Canadianisms!

Homo milk: whole-fat homogenized milk.
Parkade: parking garage

“Aboot!”

Which is in… what state? :slight_smile:

And invented at the Owl’s Nest in Calgary on the ground floor of the International Hotel.

Bunny Hugs were called kangaroos or a kangaroo jacket at my house growing up because of the pouch like pocket at the front. Now called hoodies it seems.

<Dons Calgary Hat and gumboots>You sound suspiciously like you’re from out East…like Ontario…:dubious::smiley:

Not really, a Stag and Doe is a basically a party to raise funds for the wedding.
Usually held at a bar or hall.
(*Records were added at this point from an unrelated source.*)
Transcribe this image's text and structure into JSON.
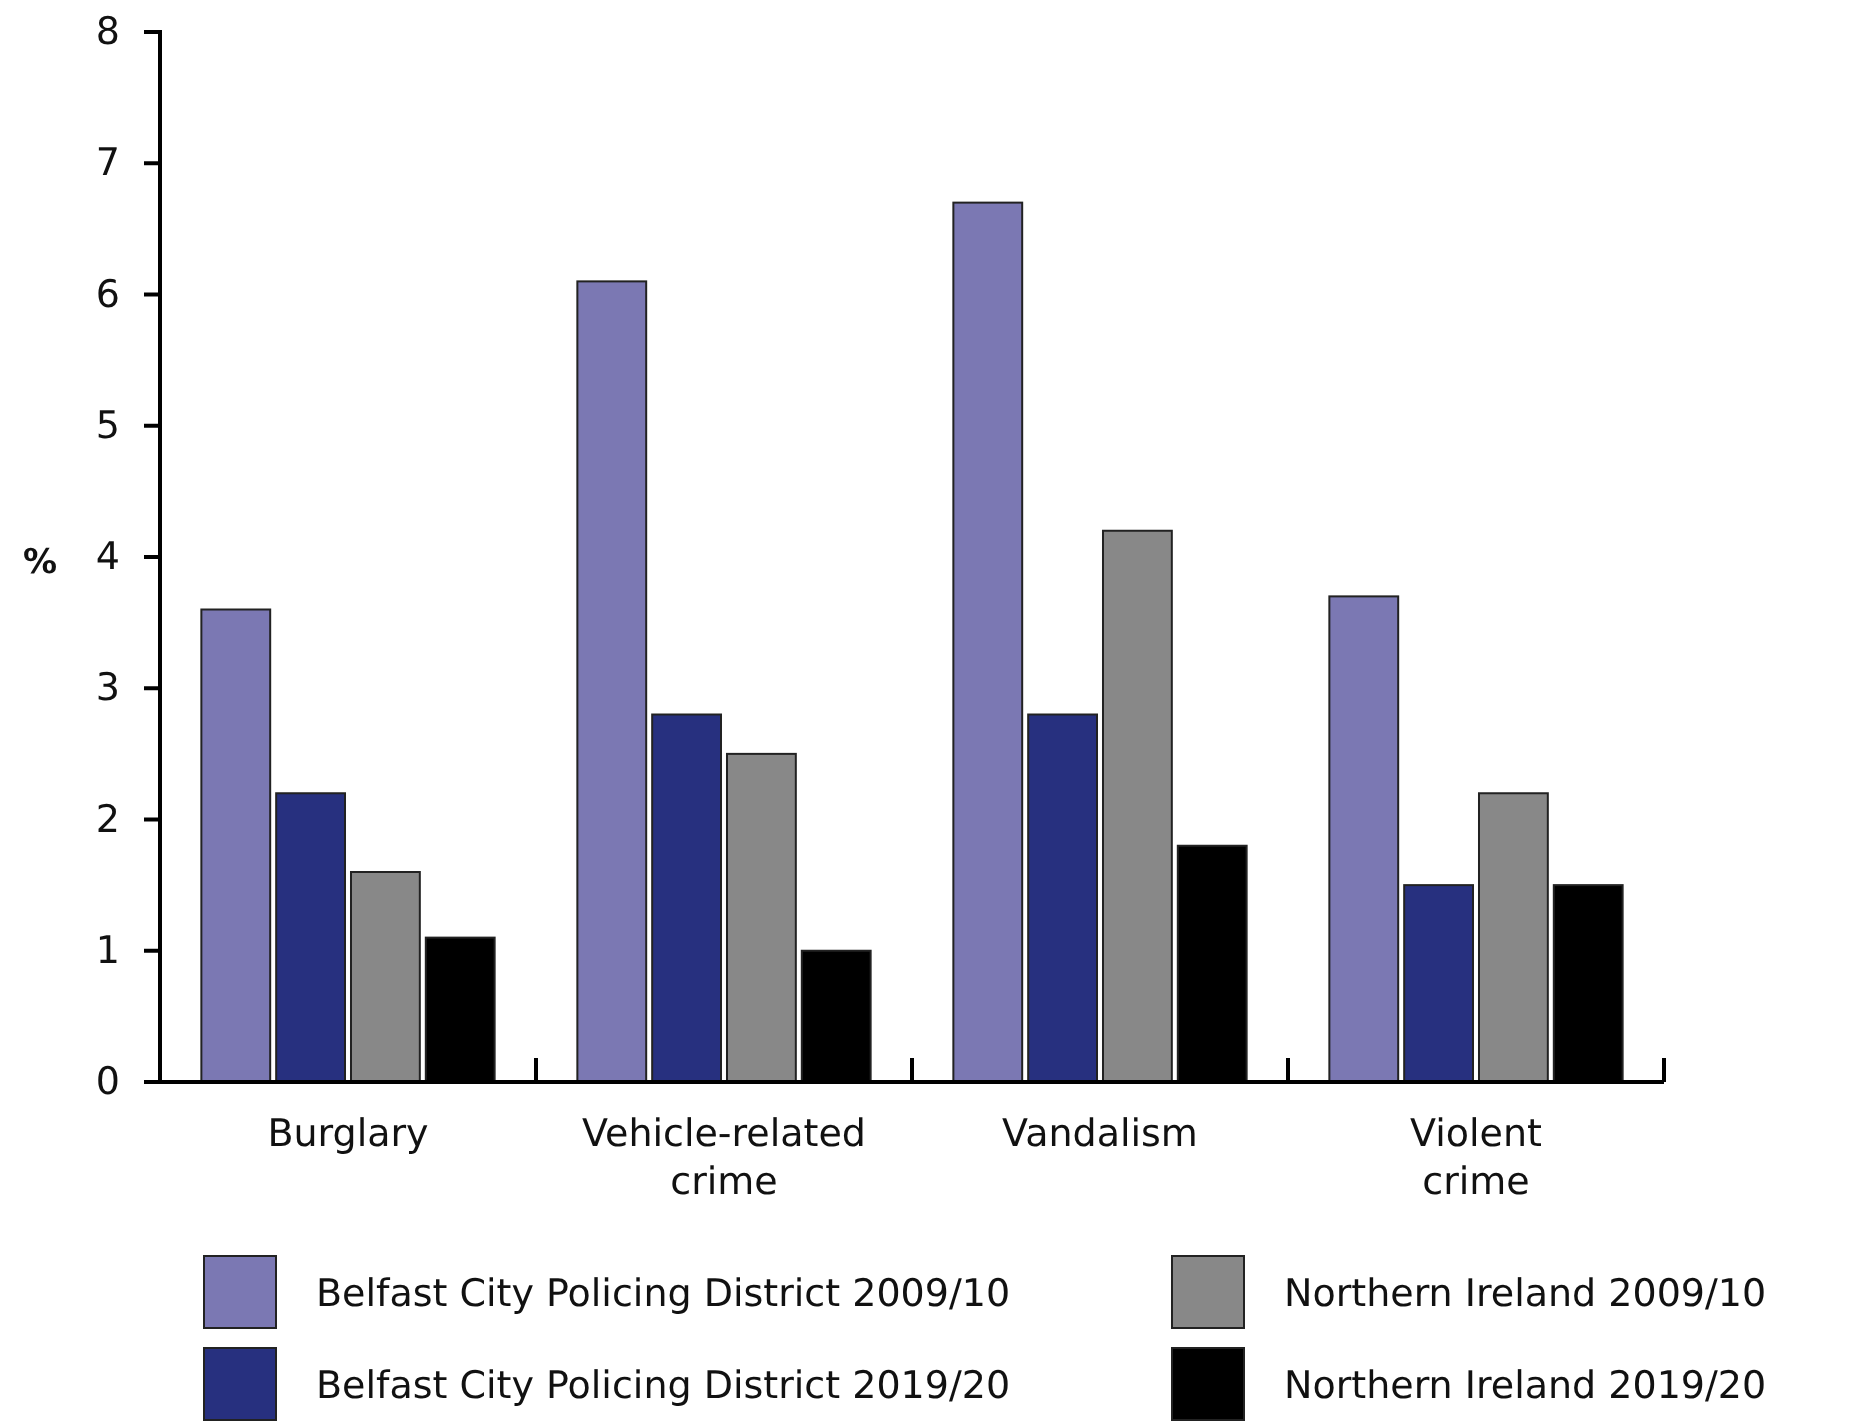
{
  "chart_data": {
    "type": "bar",
    "ylabel": "%",
    "categories": [
      "Burglary",
      "Vehicle-related crime",
      "Vandalism",
      "Violent crime"
    ],
    "series": [
      {
        "name": "Belfast City Policing District 2009/10",
        "color": "#7b78b3",
        "values": [
          3.6,
          6.1,
          6.7,
          3.7
        ]
      },
      {
        "name": "Belfast City Policing District 2019/20",
        "color": "#27307f",
        "values": [
          2.2,
          2.8,
          2.8,
          1.5
        ]
      },
      {
        "name": "Northern Ireland 2009/10",
        "color": "#888888",
        "values": [
          1.6,
          2.5,
          4.2,
          2.2
        ]
      },
      {
        "name": "Northern Ireland 2019/20",
        "color": "#000000",
        "values": [
          1.1,
          1.0,
          1.8,
          1.5
        ]
      }
    ],
    "ylim": [
      0,
      8
    ],
    "yticks": [
      0,
      1,
      2,
      3,
      4,
      5,
      6,
      7,
      8
    ],
    "grid": false,
    "legend": "bottom"
  }
}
Invitation is not necessary and admission tickets are sold, and there are raffle, auction, contests, prizes, etc…
26’er - 26 ounce liquor bottle
Smokes/Darts - cigarettes
Poutine - french fries, cheese curds, and gravy.
Box - 12 pack of beer

Where I grew up in upstate NY, local syntax turned

“My father works at IBM” into “My father works up to the IBM”.

Sugar Shack - not a place where you go for a little nookie but a shack in the woods where you boil maple sap down to make maple syrup.
Sugaring Off - not the final act of nookie action but a gathering in early spring where you eat maple syrup spread on snow cones and enjoy other delicious foods that benefit from generous helpings of maple syrup (pancakes, ham, etc…)
Shack Up - actually this is a possible result of extended succession of nookie. To live together before or instead of being married.

A note on pronunciation:

At one point, when I was still in Vancouver, Zyada considered knitting me a “toke” as a gift when she came up from Texas to visit. Luckily, she didn’t get around to it, so I was the one to explain that “toque” is pronounced “tooook”, instead of Customs taking her into the back room to clear things up.

Also:

  • Liquor comes in a mickey, a 26, or a 40. (Those are Imperial ounces, a bit larger than US ones, and the bottles are now labelled in metric.)
  • Poutine is, of course, made with chips or pommes frites, no matter what you Merkins call them.

(Shoulda previewed, eh?)

It’s the biggest thing you can drive with a standard driver’s licence.

Many of these are regionalisms. We live in a big country.

Fr’instance, I’ve never heard of #3, 13, 16, 17 or 24.

Similarly people out west don’t know what a sugar shack (cabane à sucre) is, since they don’t have the correct trees and/or winter.

Oh, and smoked meat is NOTHING like corned beef. The closest American equivalent is pastrami.

STOP TELLING THE AMERICANS ABOUT CAESARS. Some of them are starting to catch on, but it would be nice to just have this to ourselves.

AMERICANS: Caesars are made of CLAM JUICE! Isn’t that disgusting? Clams are biologically rocks with snot in them. Should have called the drink snotsers instead of caesars.

Caesars are catching on everywhere.

I was able to get Clamato in Acapulco a few years ago and I just got back from 2 weeks in Costa Rica and my SIL was able to stock up there as well!

The other key ingredients are tabasco and Worcestershire sauce, after that people start to improvise their own.

My daughter came home from a TO visit with tales of poutine. Bleah.

Rec Centre

I am unfamiliar with most of those terms despite living here for 49 years.
Smoked meat is different from either corned beef or pastrami, although closer to the latter.
I think poutine has spread all over the US, the northern part at least.
And I call it a tuque. A toque is what a chef wears on his head.

Wait, wait, people have been drinking that here in the US for ages. Didn’t know the name of it, but people have been drinking it. I thought that the only reason people bought Clamato, universally always available in grocery stores, for that purpose.

Snotser is a pretty good name, though.

Didn’t think these were Canadianisms, but standard terms in all maple sugar country, such as Upstate New York, Vermont, Massachusetts, etc. I’ve known them all my life.

US ounces are bigger than Imperial ounces, by about 4% (29.57 vs 28.41 mL). But US pints/gallons/etc. are smaller, because there are fewer (16 US oz vs 20 Imp oz per pint, 128 vs 160 per gallon).
Therefore the 26 is just another name for the standard US liquor size, which is 750 mL or 25.36 US oz, and most commonly called a “fifth.” The larger size of US liquor (“handle”) is 1.75 mL or 61.6 Imp oz.

But wait, they sell 3 L bottles of liquor???

IIRC some of these are Ontarioisms, like hydro?

The Caesar is pretty well known in the US by reputation, but fewer people have tried it. Clamato-based drinks are fairly common, particularly in areas with higher Mexican populations.